Why: source-disjoint k=3 LODO with calibrated MiniLM-style semantic dedup + TF-IDF same-label hard gate + cross-label warn gate is the gold-standard data discipline. The seed locks the discipline; full pipeline + per-fold leakage audit could land at Phase 1+.
What the project was missing: time to set up the full dedup-calibration loop + leakage-audit pipeline within scope.

3. Open questions raised during the project

Open questions surfaced during Phase 0-5; not yet answered. Each is a genuine candidate for a future iteration’s research-plan slot.

Does the contamination-tier ordering hold under harder OOD slates? ADR-005’s three-state taxonomy (verified_disjoint < backbone-partial-disjoint < suspected_contamination) was inferred from a single OOD slate composition (BIPIA + InjecAgent + JBB + XSTest + NotInject). A harder slate — adversarial-style attacks not in the training corpus — might re-order the rungs or compress the gap. The invariant test ordering (frozen-probe < LoRA < full-FT on LODO) may not generalize.
Does the LoRA → full-FT gap survive higher seed counts?
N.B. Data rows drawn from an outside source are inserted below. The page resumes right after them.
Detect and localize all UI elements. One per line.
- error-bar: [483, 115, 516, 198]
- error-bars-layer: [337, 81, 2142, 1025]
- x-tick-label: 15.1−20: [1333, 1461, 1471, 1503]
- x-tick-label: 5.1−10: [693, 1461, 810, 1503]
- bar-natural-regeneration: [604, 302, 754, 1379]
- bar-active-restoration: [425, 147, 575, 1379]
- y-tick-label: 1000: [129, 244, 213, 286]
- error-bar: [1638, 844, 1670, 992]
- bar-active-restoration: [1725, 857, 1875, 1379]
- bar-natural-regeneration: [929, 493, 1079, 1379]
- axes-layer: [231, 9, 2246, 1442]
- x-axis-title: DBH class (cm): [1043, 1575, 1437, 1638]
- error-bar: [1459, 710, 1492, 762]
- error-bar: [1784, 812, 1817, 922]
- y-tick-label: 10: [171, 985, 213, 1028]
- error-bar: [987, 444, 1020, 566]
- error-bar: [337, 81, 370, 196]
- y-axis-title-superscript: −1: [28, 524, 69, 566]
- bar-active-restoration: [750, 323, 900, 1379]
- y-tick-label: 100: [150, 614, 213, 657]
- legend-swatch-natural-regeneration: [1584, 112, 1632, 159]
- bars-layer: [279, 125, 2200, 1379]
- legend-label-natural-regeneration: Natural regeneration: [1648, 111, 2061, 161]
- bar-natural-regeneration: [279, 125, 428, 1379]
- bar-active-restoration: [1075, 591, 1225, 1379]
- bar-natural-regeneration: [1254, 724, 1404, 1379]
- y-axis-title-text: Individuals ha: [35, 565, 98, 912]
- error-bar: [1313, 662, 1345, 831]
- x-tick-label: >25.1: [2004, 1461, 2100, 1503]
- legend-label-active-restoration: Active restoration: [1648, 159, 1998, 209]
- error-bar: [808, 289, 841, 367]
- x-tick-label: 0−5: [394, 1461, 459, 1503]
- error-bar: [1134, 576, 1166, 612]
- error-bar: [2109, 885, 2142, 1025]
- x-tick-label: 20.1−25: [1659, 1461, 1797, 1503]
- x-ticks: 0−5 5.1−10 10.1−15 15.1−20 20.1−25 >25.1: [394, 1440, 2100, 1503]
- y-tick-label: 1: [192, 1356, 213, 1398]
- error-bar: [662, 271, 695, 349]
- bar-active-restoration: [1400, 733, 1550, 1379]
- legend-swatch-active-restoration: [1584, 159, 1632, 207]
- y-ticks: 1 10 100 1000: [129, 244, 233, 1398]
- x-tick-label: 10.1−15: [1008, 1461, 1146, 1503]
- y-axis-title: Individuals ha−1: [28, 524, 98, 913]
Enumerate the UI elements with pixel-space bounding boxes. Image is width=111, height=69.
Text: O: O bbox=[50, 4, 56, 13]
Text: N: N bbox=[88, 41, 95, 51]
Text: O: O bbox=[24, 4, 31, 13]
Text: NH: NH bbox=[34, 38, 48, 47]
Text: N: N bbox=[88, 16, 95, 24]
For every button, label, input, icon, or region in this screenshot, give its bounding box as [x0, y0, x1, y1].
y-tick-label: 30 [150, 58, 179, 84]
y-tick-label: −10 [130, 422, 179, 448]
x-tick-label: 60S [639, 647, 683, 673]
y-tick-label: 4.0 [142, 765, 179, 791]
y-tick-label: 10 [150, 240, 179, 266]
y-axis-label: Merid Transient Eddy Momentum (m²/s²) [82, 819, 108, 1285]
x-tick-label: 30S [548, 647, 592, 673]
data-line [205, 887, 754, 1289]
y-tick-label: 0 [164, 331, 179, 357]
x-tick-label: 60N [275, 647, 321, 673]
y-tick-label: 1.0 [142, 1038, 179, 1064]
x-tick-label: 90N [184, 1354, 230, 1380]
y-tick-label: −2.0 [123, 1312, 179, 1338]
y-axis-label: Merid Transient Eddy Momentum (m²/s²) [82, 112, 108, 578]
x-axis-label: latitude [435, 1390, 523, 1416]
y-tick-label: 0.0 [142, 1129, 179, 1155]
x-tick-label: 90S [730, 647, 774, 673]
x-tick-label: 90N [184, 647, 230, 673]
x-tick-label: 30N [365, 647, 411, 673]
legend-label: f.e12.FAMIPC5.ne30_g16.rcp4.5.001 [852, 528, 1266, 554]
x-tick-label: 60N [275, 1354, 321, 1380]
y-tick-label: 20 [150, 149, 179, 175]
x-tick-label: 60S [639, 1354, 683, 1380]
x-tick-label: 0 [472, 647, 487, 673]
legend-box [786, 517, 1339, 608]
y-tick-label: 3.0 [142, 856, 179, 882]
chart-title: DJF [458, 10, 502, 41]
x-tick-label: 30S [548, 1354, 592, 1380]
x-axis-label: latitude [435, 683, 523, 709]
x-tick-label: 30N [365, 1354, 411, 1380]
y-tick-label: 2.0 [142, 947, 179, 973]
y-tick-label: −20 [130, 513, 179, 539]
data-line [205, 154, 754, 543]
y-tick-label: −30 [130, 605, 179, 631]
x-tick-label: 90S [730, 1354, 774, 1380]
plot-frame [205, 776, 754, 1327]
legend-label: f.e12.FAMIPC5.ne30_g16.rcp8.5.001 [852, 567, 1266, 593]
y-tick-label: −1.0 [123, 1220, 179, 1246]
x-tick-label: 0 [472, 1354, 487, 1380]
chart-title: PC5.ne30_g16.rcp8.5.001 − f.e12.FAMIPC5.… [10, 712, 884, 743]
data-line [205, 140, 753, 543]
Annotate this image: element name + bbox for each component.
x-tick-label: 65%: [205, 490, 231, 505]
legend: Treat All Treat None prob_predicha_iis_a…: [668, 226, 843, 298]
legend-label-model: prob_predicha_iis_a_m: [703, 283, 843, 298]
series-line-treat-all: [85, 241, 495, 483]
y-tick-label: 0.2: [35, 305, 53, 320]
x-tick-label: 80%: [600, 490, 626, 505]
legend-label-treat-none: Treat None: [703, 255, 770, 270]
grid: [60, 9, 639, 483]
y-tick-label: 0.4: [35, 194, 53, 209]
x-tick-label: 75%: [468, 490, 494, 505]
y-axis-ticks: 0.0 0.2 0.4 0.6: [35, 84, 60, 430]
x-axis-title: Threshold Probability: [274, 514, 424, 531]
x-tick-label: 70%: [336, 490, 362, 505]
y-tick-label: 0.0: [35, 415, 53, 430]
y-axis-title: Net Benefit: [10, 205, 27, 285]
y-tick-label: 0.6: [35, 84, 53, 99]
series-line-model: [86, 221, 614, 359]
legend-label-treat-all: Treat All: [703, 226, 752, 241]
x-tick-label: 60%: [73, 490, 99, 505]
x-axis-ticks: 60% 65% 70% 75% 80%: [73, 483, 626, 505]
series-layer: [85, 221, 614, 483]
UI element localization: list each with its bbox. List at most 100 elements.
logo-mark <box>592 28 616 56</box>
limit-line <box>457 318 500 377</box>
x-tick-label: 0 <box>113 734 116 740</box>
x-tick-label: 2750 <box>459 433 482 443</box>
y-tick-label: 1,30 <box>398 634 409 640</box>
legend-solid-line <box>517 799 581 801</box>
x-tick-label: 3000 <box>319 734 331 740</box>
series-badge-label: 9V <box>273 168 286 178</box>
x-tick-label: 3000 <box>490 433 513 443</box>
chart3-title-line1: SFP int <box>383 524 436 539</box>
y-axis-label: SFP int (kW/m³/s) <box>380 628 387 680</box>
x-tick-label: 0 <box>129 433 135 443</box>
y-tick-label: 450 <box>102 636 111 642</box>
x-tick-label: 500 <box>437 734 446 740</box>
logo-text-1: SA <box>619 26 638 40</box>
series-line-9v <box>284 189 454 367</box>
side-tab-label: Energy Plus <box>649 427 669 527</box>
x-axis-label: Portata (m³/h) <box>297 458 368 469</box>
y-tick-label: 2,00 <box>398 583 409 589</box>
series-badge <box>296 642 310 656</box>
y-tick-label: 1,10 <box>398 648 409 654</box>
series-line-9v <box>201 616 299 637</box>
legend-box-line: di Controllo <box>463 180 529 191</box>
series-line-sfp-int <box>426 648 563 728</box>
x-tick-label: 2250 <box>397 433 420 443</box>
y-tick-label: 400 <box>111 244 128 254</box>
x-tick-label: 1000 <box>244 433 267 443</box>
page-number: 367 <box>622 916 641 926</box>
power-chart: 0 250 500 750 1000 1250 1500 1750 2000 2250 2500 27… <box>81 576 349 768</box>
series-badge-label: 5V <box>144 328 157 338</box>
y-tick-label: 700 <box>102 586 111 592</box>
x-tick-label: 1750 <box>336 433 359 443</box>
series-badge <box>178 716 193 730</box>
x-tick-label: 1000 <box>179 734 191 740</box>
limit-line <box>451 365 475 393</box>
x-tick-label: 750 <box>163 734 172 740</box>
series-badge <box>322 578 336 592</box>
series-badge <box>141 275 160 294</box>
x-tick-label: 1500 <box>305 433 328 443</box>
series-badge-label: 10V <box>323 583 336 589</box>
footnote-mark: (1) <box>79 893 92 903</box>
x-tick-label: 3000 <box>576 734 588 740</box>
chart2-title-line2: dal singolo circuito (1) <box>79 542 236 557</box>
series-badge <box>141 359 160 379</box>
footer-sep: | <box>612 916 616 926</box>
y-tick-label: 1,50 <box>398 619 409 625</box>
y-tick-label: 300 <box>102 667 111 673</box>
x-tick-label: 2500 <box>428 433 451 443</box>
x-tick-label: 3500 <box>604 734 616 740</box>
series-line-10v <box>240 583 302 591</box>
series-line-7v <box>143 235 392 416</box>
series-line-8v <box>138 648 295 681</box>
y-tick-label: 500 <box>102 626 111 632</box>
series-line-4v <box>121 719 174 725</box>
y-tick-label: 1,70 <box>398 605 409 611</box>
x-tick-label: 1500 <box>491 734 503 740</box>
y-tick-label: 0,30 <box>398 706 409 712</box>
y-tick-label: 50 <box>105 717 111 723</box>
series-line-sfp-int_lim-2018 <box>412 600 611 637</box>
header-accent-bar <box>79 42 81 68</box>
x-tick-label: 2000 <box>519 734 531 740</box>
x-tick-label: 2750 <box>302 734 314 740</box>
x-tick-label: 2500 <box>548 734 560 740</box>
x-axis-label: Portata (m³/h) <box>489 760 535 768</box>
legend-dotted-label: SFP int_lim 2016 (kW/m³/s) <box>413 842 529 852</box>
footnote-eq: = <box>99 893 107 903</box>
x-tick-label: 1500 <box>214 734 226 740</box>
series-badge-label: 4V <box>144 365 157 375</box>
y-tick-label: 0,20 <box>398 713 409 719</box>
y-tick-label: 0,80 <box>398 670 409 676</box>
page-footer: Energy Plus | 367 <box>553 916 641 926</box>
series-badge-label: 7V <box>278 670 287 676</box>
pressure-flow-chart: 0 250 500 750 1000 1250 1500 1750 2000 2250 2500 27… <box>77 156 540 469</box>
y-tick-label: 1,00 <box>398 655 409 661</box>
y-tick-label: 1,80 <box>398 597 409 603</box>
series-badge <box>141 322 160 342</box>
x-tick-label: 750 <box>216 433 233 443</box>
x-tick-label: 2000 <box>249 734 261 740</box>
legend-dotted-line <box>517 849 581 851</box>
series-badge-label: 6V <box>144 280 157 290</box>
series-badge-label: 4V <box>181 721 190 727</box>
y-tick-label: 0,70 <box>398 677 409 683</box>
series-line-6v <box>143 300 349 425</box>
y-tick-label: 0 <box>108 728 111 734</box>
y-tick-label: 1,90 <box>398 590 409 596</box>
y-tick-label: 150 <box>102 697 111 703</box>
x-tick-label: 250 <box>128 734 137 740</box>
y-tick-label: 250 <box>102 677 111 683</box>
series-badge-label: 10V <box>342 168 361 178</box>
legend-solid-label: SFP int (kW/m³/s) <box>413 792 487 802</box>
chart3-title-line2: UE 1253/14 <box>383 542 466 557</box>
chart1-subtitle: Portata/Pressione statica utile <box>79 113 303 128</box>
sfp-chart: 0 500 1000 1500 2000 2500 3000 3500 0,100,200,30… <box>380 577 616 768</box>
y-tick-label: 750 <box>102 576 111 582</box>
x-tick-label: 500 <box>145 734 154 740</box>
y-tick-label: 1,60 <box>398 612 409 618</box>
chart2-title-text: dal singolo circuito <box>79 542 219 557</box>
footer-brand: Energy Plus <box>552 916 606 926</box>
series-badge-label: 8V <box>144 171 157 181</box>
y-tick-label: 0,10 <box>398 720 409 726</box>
Phase 4 ran 3 seeds × 4 folds; the LoRA-vs-full-FT gap on LODO sits within the paired-bootstrap CI. A 5-seed or 10-seed run would either widen the gap into significance or confirm that the marginal capacity from full-FT doesn’t pay for itself on this data scale.
Does the single-class-slice convention generalize beyond AUPRC / AUROC? The skip-filter rule (locked at Phase 5 — see WRITEUP §5 and the SUBMISSION_AUDIT regen at ADR-050) drops single-class rows from AUPRC/AUROC artifacts but leaves them in calibration metrics (ECE, Brier, reliability curves). ECE on an all-positive slice is still defined but may carry similar pathologies; a future iteration could surface a unified “metric-defined-for-this-slice-composition” type primitive in eval-toolkit.

4. What the project deliberately doesn’t do

See WRITEUP.md §8 for the consolidated deferred list.
See WRITEUP.md §9 for architectures and approaches that were tried and abandoned.
The distinction matters: §8 is scope; §9 is experimental dead-ends.

5. Upstream contributions

Gaps in eval-toolkit, runpod-deploy, or research_toolkit become upstream issues before local workarounds.
The live ledger is decisions/upstream_issues.md.